WFH? Wasn’t that great? Got the job done, no commuting and a better work / life balance, and the bedroom is so much cheaper than prime city-centre real estate. For a while, many assumed WFH was the future, until the much derided office found its advocates who pointed out that the bedroom was pretty lousy for mental health, team building, ideas generation, company culture, staff onboarding and, actually, not so good in terms of work / life balance after all as the lines between the two became increasingly blurred. The growing consensus now seems to be that a bit of both is the way forward. In the words of one of our recent podcast guests, CPL’s Mike Sewell, the office should be for “heads-up and heads-together” activities and the home for “heads-down and getting things done” stuff.

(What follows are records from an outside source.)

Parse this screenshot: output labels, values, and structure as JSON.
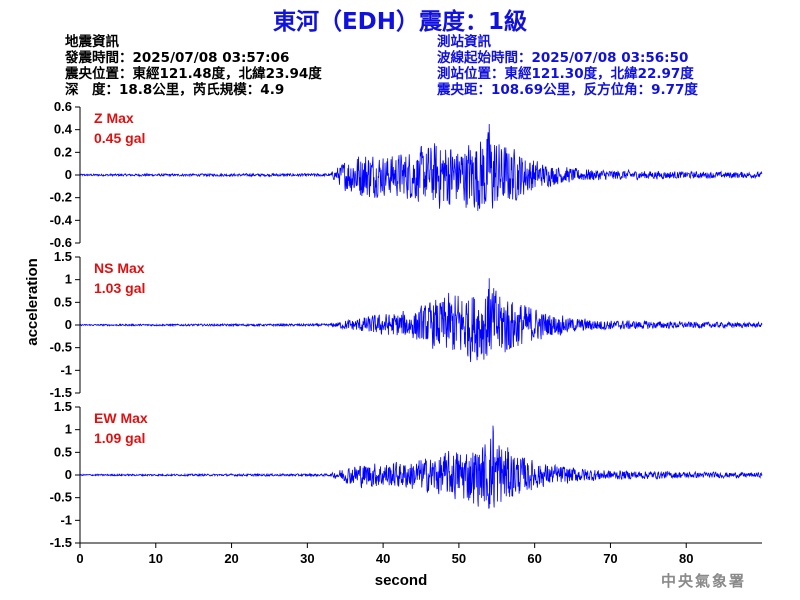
{
  "title": "東河（EDH）震度：1級",
  "quake_info": {
    "heading": "地震資訊",
    "origin_time": "發震時間：2025/07/08 03:57:06",
    "epicenter": "震央位置：東經121.48度，北緯23.94度",
    "depth_magnitude": "深　度：18.8公里，芮氏規模：4.9"
  },
  "station_info": {
    "heading": "測站資訊",
    "wave_start": "波線起始時間：2025/07/08 03:56:50",
    "location": "測站位置：東經121.30度，北緯22.97度",
    "distance_azimuth": "震央距：108.69公里，反方位角：9.77度"
  },
  "agency": "中央氣象署",
  "colors": {
    "title": "#1010e0",
    "trace": "#0000ff",
    "max_label": "#e01010",
    "axis": "#000000",
    "agency": "#8a8a8a"
  },
  "chart_data": {
    "type": "line",
    "xlabel": "second",
    "ylabel": "acceleration",
    "xlim": [
      0,
      90
    ],
    "x_ticks": [
      0,
      10,
      20,
      30,
      40,
      50,
      60,
      70,
      80
    ],
    "panels": [
      {
        "name": "Z",
        "max_label": "Z Max",
        "max_value": "0.45 gal",
        "ylim": [
          -0.6,
          0.6
        ],
        "y_ticks": [
          0.6,
          0.4,
          0.2,
          0,
          -0.2,
          -0.4,
          -0.6
        ],
        "y_tick_labels": [
          "0.6",
          "0.4",
          "0.2",
          "0",
          "-0.2",
          "-0.4",
          "-0.6"
        ],
        "envelope": [
          [
            0,
            0.01
          ],
          [
            33,
            0.015
          ],
          [
            34.5,
            0.12
          ],
          [
            36,
            0.22
          ],
          [
            38,
            0.24
          ],
          [
            40,
            0.2
          ],
          [
            42,
            0.22
          ],
          [
            44,
            0.26
          ],
          [
            46,
            0.3
          ],
          [
            48,
            0.36
          ],
          [
            50,
            0.3
          ],
          [
            52,
            0.36
          ],
          [
            54,
            0.45
          ],
          [
            55.5,
            0.33
          ],
          [
            57,
            0.28
          ],
          [
            59,
            0.2
          ],
          [
            61,
            0.12
          ],
          [
            65,
            0.07
          ],
          [
            70,
            0.05
          ],
          [
            80,
            0.035
          ],
          [
            90,
            0.03
          ]
        ]
      },
      {
        "name": "NS",
        "max_label": "NS Max",
        "max_value": "1.03 gal",
        "ylim": [
          -1.5,
          1.5
        ],
        "y_ticks": [
          1.5,
          1,
          0.5,
          0,
          -0.5,
          -1,
          -1.5
        ],
        "y_tick_labels": [
          "1.5",
          "1",
          "0.5",
          "0",
          "-0.5",
          "-1",
          "-1.5"
        ],
        "envelope": [
          [
            0,
            0.02
          ],
          [
            33,
            0.03
          ],
          [
            35,
            0.12
          ],
          [
            38,
            0.22
          ],
          [
            41,
            0.3
          ],
          [
            44,
            0.38
          ],
          [
            46,
            0.55
          ],
          [
            48,
            0.75
          ],
          [
            50,
            0.85
          ],
          [
            52,
            0.9
          ],
          [
            54,
            1.03
          ],
          [
            56,
            0.85
          ],
          [
            58,
            0.6
          ],
          [
            61,
            0.35
          ],
          [
            65,
            0.18
          ],
          [
            70,
            0.12
          ],
          [
            80,
            0.08
          ],
          [
            90,
            0.06
          ]
        ]
      },
      {
        "name": "EW",
        "max_label": "EW Max",
        "max_value": "1.09 gal",
        "ylim": [
          -1.5,
          1.5
        ],
        "y_ticks": [
          1.5,
          1,
          0.5,
          0,
          -0.5,
          -1,
          -1.5
        ],
        "y_tick_labels": [
          "1.5",
          "1",
          "0.5",
          "0",
          "-0.5",
          "-1",
          "-1.5"
        ],
        "envelope": [
          [
            0,
            0.02
          ],
          [
            33,
            0.03
          ],
          [
            35,
            0.2
          ],
          [
            37,
            0.3
          ],
          [
            40,
            0.32
          ],
          [
            43,
            0.35
          ],
          [
            46,
            0.45
          ],
          [
            49,
            0.6
          ],
          [
            51,
            0.7
          ],
          [
            53,
            0.75
          ],
          [
            54.5,
            1.09
          ],
          [
            56,
            0.8
          ],
          [
            58,
            0.5
          ],
          [
            61,
            0.3
          ],
          [
            65,
            0.2
          ],
          [
            70,
            0.12
          ],
          [
            80,
            0.08
          ],
          [
            90,
            0.06
          ]
        ]
      }
    ]
  }
}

Similarly with events. After a halting start (“you’re on mute, Bob”), virtual events worked exceptionally well, achieving a global reach unimaginable with physical events and creating a long tail of valuable on-demand content. But no-one imagines that in-person events won’t come back strong, so what if we can combine the reach of virtual with the intimacy of physical, to get the best of both worlds? In the words of Hearst UK’s Nikki Clare, speaking at the PPA Leadership Summit, in future, “the optimal event plan will encapsulate a physical event, wrapped with a virtual experience”.
It’s not just working practices and events. As we continue our journey out of lockdown, publishers will adopt the hybrid approach across all their business activities. That’s one of the big advances of the last eighteen months.